Want to have friends in high places? Invest in a La Roue Qui Pend (The Hanging Wheel) CD by Les Frères Michot. It could pay more dividends that a sack full of Exxon stocks.
You’ll win brownie points with the band’s fiddler, Rick Michot, district judge for Lafayette, Vermilion and Acadia parishes. (Even if you don’t live in his district, you can’t have too many friends who are federal judges.)
Your CD purchase will impress contrabasse player, Mike Michot, state senator for Lafayette Parish. (Got a few potholes on your street? He’ll have his senate buddies just build you a new one.)
You’ll also please accordionist Tommy (a research biologist and pilot with the U.S. Department of the Interior), triangle player Louie (beverage industry) and guitarist Andre (Michot Family Properties, LLC). These Michots have fans in the White House, Buckingham Palace and the governor’s mansion in Baton Rouge.
So, buying “La Roue Qui Pend,” and letting the Michots know how proud you are to own the CD, could pay off big time.
Of course, you can also buy the CD because it’s good, old-fashioned Cajun music. The Michots stubbornly stick to the acoustic, unamplified “bal de maison” (house dance) style of yesteryear, when family and neighbors danced their troubles away in living rooms across southwest Louisiana.

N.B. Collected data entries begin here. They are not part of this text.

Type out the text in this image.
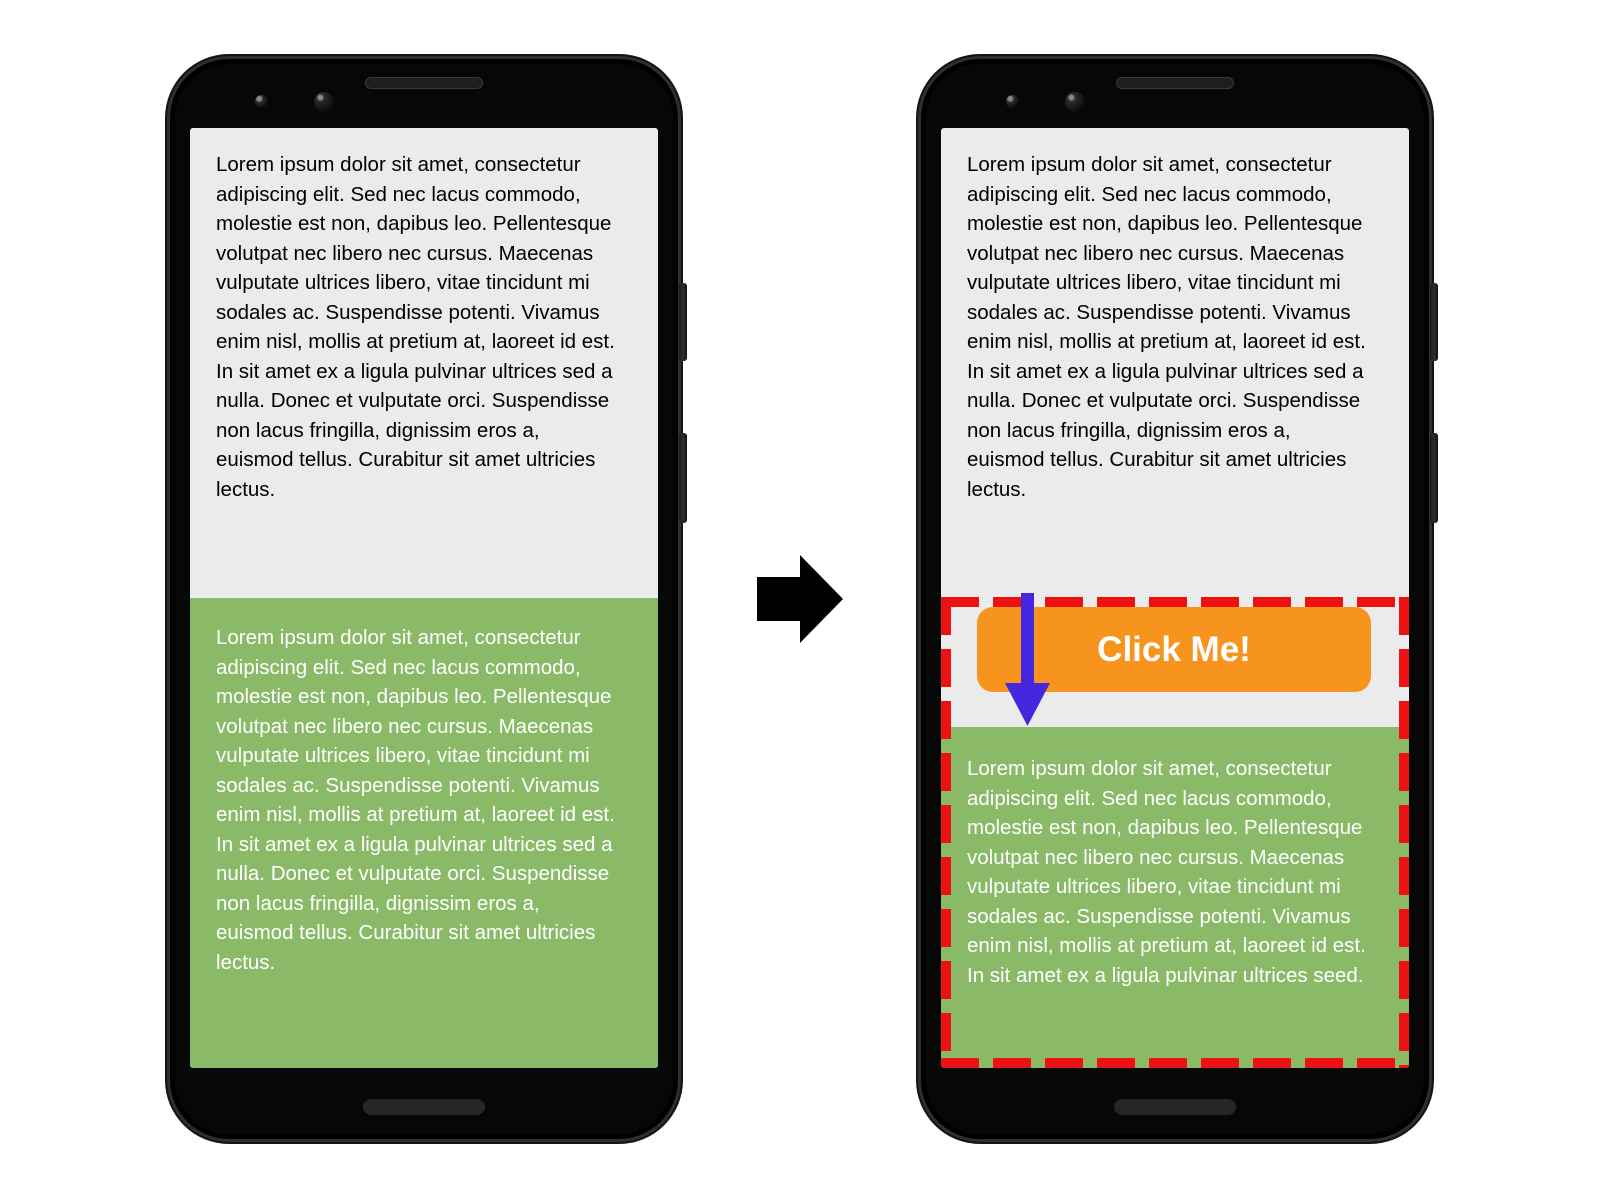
Lorem ipsum dolor sit amet, consectetur adipiscing elit. Sed nec lacus commodo, molestie est non, dapibus leo. Pellentesque volutpat nec libero nec cursus. Maecenas vulputate ultrices libero, vitae tincidunt mi sodales ac. Suspendisse potenti. Vivamus enim nisl, mollis at pretium at, laoreet id est. In sit amet ex a ligula pulvinar ultrices sed a nulla. Donec et vulputate orci. Suspendisse non lacus fringilla, dignissim eros a, euismod tellus. Curabitur sit amet ultricies lectus.

Lorem ipsum dolor sit amet, consectetur adipiscing elit. Sed nec lacus commodo, molestie est non, dapibus leo. Pellentesque volutpat nec libero nec cursus. Maecenas vulputate ultrices libero, vitae tincidunt mi sodales ac. Suspendisse potenti. Vivamus enim nisl, mollis at pretium at, laoreet id est. In sit amet ex a ligula pulvinar ultrices sed a nulla. Donec et vulputate orci. Suspendisse non lacus fringilla, dignissim eros a, euismod tellus. Curabitur sit amet ultricies lectus.

Lorem ipsum dolor sit amet, consectetur adipiscing elit. Sed nec lacus commodo, molestie est non, dapibus leo. Pellentesque volutpat nec libero nec cursus. Maecenas vulputate ultrices libero, vitae tincidunt mi sodales ac. Suspendisse potenti. Vivamus enim nisl, mollis at pretium at, laoreet id est. In sit amet ex a ligula pulvinar ultrices sed a nulla. Donec et vulputate orci. Suspendisse non lacus fringilla, dignissim eros a, euismod tellus. Curabitur sit amet ultricies lectus.

Lorem ipsum dolor sit amet, consectetur adipiscing elit. Sed nec lacus commodo, molestie est non, dapibus leo. Pellentesque volutpat nec libero nec cursus. Maecenas vulputate ultrices libero, vitae tincidunt mi sodales ac. Suspendisse potenti. Vivamus enim nisl, mollis at pretium at, laoreet id est. In sit amet ex a ligula pulvinar ultrices seed.

Click Me!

“We like the acoustic sound and we’ve always gravitated towards that,” said Tommy Michot. “When we were in high school and college, the folk-acoustic music was the big thing, with Peter, Paul and Mary and some of the other bands.
“We like that string sound, the reed instruments, the iron on the triangle, all that blending together. It’s a unique sound because all the other instruments have to pull together to carry the rhythm, as opposed to relying on a drum. To us, the drum is a little harsh. We like to let the voice of the other instruments come out.”
Those voices shine on La Roue Qui Pend, (named after the family’s camp in south Lafayette Parish), which was recently released on Swallow Records of Ville Platte. The disc contains 23 songs, along with a 16-page booklet of lyrics in French and English. Introductions explain the band’s connection to each song.
The Michots resurrect Leo Soileau’s “Unhappy Life” and Blind Uncle Gaspard’s “Baieonne” from the 1920s and ’30s. The band touches on spiritual themes in “I’m Going to See Her One Day” and a medley of “The Time is Coming to an End” and “Flames of Hell.”
But in “Lost Marsh Waltz” and the “Bayou Vermilion One-Step,” two originals by Tommy Michot, the focus is on the region’s changing environment. A translated verse of “Vermilion” states: “I answered to André and Louie, ‘I swam there when I was small, But now swimming there is not allowed, Because the Vermilion Bayou is polluted.’”
Tommy Michot calls the lyrics “a look at modern issues in the old way. The songs follow a certain theme of the environment and getting back to earth. A lot is about the natural landscape and the close relationships Cajuns have with the land with hunting, fishing, trapping, wetlands. Wetland loss and pollution in the Vermilion River is brought into it. We emphasize the rural part of Lafayette Parish. These things that haven’t been written about a lot.”
La Roue Qui Pend is only the band’s second recording since their debut album, Elevés à Pilette, in 1987. The album was produced by Zachary Richard and recorded at his home studio in Scott.
Because of their busy careers, the Michots needed eight years (1994-2002) to produce the follow-up. Yet Tommy Michot is pleased with the final result. “A lot of the older songs are from our parents or grandparents generation. But I think the new songs show what it means for our generation to be a Cajun.”